Multi-Scale Full-Process Prediction and Performance Analysis of Carburizing and Quenching Heat Treatment

Abstract

This study focuses on FZG gears made of carburizing steel 20MnCrS5, considering the effects of carburizing hardening. A modified phase transformation kinetics formula and constitutive equation are introduced. Based on the ‘phase − thermal − mechanical’ coupling theory and multi-scale simulation methods, a diffusion − temperature − phase − stress − strain − hardness multi-field coupling model is established. The multi-scale and full-process "visualization" prediction of carburizing and quenching heat treatment under phenomenological phase transformation kinetics has been carried out.

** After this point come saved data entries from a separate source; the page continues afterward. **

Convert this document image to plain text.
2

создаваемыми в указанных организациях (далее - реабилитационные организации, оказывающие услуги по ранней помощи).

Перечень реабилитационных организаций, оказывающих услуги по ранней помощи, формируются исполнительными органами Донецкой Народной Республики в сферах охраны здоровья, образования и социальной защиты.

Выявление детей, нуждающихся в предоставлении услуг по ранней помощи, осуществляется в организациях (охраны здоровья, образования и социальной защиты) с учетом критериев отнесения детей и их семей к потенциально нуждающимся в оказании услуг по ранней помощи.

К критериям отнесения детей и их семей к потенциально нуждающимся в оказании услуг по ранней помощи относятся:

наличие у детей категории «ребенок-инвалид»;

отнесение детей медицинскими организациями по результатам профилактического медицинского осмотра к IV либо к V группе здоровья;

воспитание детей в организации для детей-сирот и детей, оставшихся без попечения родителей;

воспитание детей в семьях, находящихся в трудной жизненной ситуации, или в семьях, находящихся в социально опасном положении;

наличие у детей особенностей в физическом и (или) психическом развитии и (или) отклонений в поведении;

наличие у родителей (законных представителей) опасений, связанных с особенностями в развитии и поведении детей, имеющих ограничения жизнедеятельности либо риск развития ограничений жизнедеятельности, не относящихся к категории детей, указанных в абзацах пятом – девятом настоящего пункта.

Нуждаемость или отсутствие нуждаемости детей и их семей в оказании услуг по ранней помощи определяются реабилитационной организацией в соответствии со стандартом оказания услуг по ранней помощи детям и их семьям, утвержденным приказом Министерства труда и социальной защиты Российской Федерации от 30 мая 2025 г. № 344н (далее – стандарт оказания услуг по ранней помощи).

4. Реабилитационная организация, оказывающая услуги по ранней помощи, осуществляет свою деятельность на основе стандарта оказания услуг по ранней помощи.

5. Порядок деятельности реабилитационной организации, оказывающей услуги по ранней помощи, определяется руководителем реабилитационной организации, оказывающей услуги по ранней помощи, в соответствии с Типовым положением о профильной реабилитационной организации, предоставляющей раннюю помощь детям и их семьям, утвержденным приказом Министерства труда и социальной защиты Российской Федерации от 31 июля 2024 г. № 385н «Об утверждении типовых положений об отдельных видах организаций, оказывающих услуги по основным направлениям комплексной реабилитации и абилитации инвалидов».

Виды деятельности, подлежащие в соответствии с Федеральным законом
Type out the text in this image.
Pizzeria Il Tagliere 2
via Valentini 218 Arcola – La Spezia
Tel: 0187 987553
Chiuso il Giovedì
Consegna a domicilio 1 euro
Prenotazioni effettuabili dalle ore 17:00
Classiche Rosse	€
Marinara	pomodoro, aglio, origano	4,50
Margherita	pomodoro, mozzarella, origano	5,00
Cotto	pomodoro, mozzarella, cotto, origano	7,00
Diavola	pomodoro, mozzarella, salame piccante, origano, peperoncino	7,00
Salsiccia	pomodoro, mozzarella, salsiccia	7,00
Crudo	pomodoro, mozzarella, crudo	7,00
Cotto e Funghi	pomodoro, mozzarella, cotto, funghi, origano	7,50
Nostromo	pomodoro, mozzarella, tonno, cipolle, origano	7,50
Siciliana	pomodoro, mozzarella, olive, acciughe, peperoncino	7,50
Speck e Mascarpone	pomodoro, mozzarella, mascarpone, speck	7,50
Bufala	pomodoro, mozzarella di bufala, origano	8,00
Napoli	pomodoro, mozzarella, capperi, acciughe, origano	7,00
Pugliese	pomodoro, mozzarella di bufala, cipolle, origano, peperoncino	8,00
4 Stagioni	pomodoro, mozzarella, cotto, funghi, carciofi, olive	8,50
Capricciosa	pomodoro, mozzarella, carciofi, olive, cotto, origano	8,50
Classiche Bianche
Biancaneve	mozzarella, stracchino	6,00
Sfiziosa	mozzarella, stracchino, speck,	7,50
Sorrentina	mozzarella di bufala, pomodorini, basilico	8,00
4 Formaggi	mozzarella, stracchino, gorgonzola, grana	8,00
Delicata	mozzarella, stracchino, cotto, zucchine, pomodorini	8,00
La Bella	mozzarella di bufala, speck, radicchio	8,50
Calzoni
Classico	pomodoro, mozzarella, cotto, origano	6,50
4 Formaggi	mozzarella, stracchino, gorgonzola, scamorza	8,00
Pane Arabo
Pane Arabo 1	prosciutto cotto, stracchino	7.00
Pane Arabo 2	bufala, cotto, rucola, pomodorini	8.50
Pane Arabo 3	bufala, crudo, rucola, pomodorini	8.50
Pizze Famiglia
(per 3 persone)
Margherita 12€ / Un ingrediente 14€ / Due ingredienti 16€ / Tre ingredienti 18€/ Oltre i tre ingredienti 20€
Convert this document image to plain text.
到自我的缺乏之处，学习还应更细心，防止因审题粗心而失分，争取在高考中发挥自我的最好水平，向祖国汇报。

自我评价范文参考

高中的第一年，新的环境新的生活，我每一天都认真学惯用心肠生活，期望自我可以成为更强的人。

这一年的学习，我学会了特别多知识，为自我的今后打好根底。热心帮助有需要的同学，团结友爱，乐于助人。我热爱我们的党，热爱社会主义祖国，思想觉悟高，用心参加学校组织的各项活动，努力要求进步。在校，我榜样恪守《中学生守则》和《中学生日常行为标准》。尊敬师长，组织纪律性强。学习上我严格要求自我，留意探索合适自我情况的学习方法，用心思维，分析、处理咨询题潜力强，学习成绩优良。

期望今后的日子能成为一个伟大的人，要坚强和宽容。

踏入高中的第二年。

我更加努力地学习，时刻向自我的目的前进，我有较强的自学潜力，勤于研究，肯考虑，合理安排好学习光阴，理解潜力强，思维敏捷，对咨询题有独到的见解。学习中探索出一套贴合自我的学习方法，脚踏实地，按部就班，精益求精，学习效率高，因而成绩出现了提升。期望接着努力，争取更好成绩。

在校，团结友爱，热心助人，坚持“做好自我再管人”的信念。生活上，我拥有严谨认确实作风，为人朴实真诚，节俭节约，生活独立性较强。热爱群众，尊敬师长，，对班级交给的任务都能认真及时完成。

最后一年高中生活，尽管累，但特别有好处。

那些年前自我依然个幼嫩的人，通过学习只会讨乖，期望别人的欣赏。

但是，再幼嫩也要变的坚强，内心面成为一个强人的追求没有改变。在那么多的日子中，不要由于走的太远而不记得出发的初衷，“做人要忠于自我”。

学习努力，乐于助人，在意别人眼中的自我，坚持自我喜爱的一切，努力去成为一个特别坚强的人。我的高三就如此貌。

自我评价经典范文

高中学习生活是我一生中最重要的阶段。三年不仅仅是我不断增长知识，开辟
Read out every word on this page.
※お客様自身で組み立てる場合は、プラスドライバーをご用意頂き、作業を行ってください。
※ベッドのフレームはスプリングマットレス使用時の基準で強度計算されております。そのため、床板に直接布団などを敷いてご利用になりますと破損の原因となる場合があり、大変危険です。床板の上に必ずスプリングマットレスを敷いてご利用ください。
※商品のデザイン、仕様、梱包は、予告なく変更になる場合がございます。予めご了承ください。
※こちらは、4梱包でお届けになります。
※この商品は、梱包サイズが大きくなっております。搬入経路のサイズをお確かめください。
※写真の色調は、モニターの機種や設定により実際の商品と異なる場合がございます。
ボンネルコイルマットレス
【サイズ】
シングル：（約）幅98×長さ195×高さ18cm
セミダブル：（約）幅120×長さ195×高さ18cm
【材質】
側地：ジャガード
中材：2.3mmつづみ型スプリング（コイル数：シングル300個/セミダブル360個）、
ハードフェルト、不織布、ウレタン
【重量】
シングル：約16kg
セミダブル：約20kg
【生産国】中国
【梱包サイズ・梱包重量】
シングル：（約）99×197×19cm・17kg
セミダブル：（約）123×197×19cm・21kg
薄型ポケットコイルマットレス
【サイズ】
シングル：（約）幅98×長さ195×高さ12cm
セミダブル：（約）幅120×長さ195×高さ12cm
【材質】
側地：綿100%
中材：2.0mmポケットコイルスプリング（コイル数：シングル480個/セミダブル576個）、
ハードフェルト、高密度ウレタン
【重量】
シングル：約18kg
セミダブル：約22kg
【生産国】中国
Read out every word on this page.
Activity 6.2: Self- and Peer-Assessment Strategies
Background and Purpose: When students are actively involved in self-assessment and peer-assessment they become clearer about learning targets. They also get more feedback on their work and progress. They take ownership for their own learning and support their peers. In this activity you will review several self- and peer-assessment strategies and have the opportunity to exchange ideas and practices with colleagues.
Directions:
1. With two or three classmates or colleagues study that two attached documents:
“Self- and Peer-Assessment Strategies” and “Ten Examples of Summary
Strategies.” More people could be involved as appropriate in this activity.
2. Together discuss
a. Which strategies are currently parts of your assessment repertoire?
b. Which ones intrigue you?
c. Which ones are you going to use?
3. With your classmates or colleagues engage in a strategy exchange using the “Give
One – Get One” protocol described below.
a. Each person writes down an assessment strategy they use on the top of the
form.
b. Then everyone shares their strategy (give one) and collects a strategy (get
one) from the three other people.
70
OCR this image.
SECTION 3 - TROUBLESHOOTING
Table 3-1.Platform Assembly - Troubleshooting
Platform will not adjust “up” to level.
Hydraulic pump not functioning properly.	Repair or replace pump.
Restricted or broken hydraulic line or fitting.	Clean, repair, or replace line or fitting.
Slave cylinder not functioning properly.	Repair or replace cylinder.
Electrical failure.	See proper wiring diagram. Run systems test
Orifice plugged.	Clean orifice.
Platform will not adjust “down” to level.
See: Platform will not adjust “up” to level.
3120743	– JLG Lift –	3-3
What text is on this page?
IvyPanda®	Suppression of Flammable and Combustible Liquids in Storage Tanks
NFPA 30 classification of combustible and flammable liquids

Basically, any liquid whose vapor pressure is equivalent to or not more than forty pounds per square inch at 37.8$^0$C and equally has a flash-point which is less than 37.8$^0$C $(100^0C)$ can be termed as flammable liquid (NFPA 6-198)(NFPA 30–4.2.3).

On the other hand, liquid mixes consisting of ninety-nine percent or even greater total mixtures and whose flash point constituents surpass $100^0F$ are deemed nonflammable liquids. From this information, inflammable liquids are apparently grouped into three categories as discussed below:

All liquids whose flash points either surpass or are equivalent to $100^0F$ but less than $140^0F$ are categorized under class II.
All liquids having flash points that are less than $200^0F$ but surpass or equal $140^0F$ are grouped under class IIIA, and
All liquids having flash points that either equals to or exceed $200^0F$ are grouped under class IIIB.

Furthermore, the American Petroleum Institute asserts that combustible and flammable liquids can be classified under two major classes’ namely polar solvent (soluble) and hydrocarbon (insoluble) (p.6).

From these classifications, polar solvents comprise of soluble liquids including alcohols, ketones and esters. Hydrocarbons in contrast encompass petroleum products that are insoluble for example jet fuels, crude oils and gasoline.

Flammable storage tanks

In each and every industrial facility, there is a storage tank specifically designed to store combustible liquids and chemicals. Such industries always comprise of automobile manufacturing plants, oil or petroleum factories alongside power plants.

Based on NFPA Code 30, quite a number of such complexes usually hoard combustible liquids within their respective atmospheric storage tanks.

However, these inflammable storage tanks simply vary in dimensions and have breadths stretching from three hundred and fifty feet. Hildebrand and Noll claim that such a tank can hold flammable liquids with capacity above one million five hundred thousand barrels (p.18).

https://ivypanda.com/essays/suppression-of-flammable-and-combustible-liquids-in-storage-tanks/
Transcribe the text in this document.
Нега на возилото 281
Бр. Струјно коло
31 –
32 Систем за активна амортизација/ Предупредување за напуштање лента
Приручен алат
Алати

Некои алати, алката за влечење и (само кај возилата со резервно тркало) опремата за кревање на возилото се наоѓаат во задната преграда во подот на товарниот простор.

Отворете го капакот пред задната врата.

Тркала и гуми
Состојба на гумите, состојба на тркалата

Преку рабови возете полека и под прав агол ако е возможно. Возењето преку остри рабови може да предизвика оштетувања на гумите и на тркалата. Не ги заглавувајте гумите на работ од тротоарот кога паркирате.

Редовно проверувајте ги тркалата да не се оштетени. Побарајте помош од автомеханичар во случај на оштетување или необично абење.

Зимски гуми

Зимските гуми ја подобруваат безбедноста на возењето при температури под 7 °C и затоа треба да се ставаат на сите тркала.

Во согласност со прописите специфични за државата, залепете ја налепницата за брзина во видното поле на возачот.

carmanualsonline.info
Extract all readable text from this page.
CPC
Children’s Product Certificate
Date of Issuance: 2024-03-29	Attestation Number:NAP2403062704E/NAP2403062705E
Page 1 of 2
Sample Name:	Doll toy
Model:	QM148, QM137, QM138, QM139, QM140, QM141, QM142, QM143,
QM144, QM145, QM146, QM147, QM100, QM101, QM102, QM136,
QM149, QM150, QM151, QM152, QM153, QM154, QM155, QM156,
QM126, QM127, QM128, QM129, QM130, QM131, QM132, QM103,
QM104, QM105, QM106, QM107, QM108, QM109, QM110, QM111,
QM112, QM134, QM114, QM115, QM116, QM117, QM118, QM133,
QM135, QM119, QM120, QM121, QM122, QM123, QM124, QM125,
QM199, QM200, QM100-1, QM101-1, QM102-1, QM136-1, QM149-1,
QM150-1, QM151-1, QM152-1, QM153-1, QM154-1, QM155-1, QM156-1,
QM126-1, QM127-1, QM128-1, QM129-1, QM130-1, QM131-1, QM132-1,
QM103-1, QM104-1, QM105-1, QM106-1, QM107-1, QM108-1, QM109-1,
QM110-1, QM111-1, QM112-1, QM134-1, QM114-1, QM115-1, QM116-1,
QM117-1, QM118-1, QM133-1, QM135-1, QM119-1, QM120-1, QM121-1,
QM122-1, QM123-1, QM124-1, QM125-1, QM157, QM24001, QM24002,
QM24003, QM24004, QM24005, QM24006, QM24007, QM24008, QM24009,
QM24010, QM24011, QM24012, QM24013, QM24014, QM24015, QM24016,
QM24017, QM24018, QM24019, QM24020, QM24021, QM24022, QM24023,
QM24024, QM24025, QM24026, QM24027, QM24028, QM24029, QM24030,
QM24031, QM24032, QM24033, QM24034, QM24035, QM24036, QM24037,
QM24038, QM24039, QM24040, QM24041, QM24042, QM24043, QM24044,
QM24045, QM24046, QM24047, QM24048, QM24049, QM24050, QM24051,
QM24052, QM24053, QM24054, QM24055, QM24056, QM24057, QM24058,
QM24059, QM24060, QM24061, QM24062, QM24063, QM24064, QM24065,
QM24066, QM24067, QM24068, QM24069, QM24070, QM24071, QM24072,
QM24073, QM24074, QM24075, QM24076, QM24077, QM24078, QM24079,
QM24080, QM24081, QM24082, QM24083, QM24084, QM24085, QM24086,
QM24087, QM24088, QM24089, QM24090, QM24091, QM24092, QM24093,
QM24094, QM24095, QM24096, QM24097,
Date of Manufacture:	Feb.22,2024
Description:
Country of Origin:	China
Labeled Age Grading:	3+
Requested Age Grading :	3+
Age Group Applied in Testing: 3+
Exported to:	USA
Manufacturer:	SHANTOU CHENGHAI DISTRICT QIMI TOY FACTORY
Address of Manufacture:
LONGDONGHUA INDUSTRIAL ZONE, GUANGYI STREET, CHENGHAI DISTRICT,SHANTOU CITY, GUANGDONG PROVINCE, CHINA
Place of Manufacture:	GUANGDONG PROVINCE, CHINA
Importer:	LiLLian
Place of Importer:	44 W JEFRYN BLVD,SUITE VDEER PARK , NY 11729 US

The results show that, under the H2 process, the surface carbon content is 0.763%, the residual austenite volume at the surface is 7.7%, the residual compressive stress is 513 MPa, the maximum deformation is 40 μm, the surface hardness is 696 HV, and the carburized layer depth is 1.02 mm. The prediction errors are 1.7%, 9%, 2.1%, 7.5%, 0.14%, and 2.9%, respectively. This confirms the feasibility of the multi-field coupling model. The study analyzes the mechanisms of carburizing diffusion kinetics, iron − carbon phase transformation, and carbide precipitation, revealing the effect of process parameters on microstructure and distortion. It also discusses the impact of surface integrity on gear fatigue contact life, offering new insights for optimizing carburizing heat treatment processes and enhancing macroscopic mechanical properties.